A hospital here that is the centerpiece of a series of suspected poisoning murders of patients has seen a total of 48 inpatients die on its fourth floor since July this year, sources close to the institution have revealed.
The 48 patients who died at Oguchi Hospital in Kanagawa Ward, Yokohama, include two male patients on the fourth floor who are found to have died after a surface-active agent was laced into their intravenous (IV) drip bags.
While the hospital -- which has 85 beds -- has been aware of the increase in patient deaths, it didn't recognize the incidents as criminal cases. Kanagawa Prefectural Police are also aware of the rise in the number of patient deaths. As most of the bodies of those patients have already been cremated, it is apparently difficult to examine the cause of their deaths.
According to the sources, 48 patients hospitalized at the institution's fourth-floor rooms died over an 82-day period between July 1 and Sept. 20. In late August, five patients died on a single day, and on an early September day four patients passed away. Hospital officials recognized the spike in the number of patient deaths but determined that they died from illnesses as nothing suspicious had been found with their deaths. The hospital didn't report those cases to police.
The hospital's fourth floor primarily accommodates seriously ill elderly patients, including many terminal patients. As it was nothing unusual for patients to die, hospital officials didn't regard the numerous deaths as abnormal.

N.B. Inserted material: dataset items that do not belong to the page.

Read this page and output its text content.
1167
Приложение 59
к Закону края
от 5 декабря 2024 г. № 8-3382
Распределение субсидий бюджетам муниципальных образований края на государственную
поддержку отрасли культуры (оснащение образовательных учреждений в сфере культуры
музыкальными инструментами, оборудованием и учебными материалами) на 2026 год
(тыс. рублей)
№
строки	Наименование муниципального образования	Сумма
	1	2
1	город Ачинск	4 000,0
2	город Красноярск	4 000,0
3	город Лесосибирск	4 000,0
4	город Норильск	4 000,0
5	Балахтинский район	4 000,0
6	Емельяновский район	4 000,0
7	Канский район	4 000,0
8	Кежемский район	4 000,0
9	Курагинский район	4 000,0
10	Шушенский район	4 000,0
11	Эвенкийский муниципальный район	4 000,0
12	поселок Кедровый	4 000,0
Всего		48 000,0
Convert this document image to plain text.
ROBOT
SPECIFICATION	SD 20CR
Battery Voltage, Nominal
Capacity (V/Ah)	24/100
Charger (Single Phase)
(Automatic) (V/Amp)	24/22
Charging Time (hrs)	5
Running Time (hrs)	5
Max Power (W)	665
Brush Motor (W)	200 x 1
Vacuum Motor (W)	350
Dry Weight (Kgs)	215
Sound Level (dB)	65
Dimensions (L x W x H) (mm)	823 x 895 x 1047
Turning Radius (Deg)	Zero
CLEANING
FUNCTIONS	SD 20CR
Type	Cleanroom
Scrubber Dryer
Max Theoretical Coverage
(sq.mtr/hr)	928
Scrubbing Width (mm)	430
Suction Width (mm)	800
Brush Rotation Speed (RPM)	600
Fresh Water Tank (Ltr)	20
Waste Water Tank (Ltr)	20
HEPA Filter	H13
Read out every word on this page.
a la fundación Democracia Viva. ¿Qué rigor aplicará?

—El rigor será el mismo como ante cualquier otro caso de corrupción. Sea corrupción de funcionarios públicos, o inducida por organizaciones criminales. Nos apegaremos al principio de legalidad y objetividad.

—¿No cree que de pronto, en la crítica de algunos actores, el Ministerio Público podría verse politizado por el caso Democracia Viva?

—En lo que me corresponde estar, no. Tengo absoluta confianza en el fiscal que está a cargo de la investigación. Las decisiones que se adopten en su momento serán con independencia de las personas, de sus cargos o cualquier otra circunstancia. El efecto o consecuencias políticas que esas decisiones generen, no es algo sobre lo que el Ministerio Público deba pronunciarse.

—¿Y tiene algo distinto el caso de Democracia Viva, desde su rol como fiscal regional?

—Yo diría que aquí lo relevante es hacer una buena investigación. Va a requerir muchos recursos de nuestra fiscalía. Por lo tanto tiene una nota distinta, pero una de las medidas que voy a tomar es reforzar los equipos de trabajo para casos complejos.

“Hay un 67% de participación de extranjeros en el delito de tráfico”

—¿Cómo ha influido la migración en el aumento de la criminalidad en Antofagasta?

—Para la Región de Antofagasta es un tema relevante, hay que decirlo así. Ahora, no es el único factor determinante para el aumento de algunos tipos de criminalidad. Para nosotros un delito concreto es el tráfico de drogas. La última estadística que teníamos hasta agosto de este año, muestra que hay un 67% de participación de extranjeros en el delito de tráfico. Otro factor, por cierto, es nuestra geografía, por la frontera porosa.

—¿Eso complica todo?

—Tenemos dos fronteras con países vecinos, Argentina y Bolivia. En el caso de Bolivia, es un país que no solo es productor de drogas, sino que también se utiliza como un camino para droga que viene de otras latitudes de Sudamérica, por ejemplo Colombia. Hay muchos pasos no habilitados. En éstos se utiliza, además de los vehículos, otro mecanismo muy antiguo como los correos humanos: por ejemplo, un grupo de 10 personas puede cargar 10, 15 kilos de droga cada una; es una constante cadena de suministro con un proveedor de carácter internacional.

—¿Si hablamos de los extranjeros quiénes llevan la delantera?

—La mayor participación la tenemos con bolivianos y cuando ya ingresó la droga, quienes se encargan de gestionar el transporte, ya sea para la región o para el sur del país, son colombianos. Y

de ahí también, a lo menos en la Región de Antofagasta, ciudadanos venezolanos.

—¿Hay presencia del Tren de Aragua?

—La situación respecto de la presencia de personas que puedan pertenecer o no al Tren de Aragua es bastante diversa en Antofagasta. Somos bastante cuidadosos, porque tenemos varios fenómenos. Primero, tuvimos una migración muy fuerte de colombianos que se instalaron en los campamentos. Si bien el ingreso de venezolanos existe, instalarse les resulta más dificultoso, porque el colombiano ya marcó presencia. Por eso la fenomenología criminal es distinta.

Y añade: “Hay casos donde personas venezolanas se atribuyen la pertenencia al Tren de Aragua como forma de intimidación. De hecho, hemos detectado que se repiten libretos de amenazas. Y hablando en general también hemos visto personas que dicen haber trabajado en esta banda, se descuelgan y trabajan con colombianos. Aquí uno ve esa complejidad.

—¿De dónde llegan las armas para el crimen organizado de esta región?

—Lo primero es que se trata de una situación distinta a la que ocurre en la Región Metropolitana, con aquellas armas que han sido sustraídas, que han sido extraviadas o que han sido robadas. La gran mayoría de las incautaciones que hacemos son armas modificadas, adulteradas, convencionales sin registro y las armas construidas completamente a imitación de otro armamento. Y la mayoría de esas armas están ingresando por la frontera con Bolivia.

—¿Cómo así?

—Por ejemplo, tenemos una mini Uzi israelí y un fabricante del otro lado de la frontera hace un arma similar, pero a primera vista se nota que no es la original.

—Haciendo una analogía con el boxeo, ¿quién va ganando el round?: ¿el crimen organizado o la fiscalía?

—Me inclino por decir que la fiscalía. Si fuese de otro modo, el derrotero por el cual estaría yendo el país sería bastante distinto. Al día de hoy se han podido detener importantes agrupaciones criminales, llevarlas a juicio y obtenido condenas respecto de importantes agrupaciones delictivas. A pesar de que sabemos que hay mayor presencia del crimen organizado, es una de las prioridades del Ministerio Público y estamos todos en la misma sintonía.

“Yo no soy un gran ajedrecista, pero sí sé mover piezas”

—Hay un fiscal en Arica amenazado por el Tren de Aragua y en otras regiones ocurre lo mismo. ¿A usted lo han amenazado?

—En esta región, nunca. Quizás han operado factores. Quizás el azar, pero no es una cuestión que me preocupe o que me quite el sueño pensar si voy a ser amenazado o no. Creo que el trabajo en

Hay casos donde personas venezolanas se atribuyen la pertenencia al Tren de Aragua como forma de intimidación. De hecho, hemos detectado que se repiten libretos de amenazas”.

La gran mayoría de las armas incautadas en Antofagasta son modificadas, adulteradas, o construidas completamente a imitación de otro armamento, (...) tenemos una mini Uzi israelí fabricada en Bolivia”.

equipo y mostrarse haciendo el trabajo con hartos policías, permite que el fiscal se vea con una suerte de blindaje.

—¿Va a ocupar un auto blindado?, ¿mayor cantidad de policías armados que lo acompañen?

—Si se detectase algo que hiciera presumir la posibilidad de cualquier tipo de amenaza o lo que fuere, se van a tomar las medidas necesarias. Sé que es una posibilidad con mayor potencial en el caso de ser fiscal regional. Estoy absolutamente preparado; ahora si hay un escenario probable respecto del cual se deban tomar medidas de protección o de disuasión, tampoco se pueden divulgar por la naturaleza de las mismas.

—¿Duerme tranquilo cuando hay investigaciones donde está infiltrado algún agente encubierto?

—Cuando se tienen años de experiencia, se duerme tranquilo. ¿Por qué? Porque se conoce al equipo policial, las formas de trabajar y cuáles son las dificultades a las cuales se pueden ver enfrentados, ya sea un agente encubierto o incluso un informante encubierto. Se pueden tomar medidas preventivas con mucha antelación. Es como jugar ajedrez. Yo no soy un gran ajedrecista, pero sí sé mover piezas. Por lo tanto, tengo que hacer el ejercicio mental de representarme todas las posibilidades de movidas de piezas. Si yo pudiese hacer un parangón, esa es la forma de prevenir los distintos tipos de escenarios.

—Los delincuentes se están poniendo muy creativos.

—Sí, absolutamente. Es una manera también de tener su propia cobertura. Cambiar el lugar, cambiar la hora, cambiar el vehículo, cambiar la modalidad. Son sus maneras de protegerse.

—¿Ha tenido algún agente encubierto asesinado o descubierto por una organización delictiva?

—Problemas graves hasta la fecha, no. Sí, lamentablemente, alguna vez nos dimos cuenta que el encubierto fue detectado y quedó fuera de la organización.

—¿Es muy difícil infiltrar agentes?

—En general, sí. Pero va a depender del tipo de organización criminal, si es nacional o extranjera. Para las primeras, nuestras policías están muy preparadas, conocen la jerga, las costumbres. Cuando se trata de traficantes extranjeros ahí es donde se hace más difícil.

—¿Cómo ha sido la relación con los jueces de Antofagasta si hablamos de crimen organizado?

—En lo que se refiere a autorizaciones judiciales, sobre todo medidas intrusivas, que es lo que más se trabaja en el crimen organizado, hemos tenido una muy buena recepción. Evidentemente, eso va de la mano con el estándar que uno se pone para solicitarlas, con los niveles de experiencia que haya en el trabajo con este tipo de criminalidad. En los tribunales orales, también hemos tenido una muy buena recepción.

Two patients -- Nobuo Yamaki and Sozo Nishikawa, both 88 -- died on Sept. 20 and Sept. 18, respectively, after staying in the same room on the fourth floor. They are suspected to have been killed by poisoning after a surface-activating agent was mixed into their IV bags. Prefectural police are investigating the cases as serial murders.
After Yamaki died, a nurse noticed the liquid inside his IV bag was bubbling and the case was reported to police. An autopsy detected surface-activating agent in his body. After police also conducted autopsies on three other patients who had died at the hospital between Sept. 18 and 20, ingredients of a surface-activating agent were detected in Nishikawa's body.
In a related development, Kanagawa Prefectural Police have confiscated three empty plastic bottles of disinfectant called "Germitol" that were discarded at the hospital, according to a source familiar with the investigation. Germitol contains a surface-activating agent, traces of which were detected in the bodies of Yamaki and Nishikawa. Police suspect that disinfectant contained in those bottles was laced into their IV bags and are examining the traces of the agent in the bottles. Germitol was kept at the fourth-floor nurses' station.
Prefectural police have also seized about three used syringes and are examining residual materials to find out whether they were used in the poisoning incidents.
Following the incidents, the hospital had initially announced that it would suspend its outpatient care until Oct. 1, but it recently changed the date to "for the time being."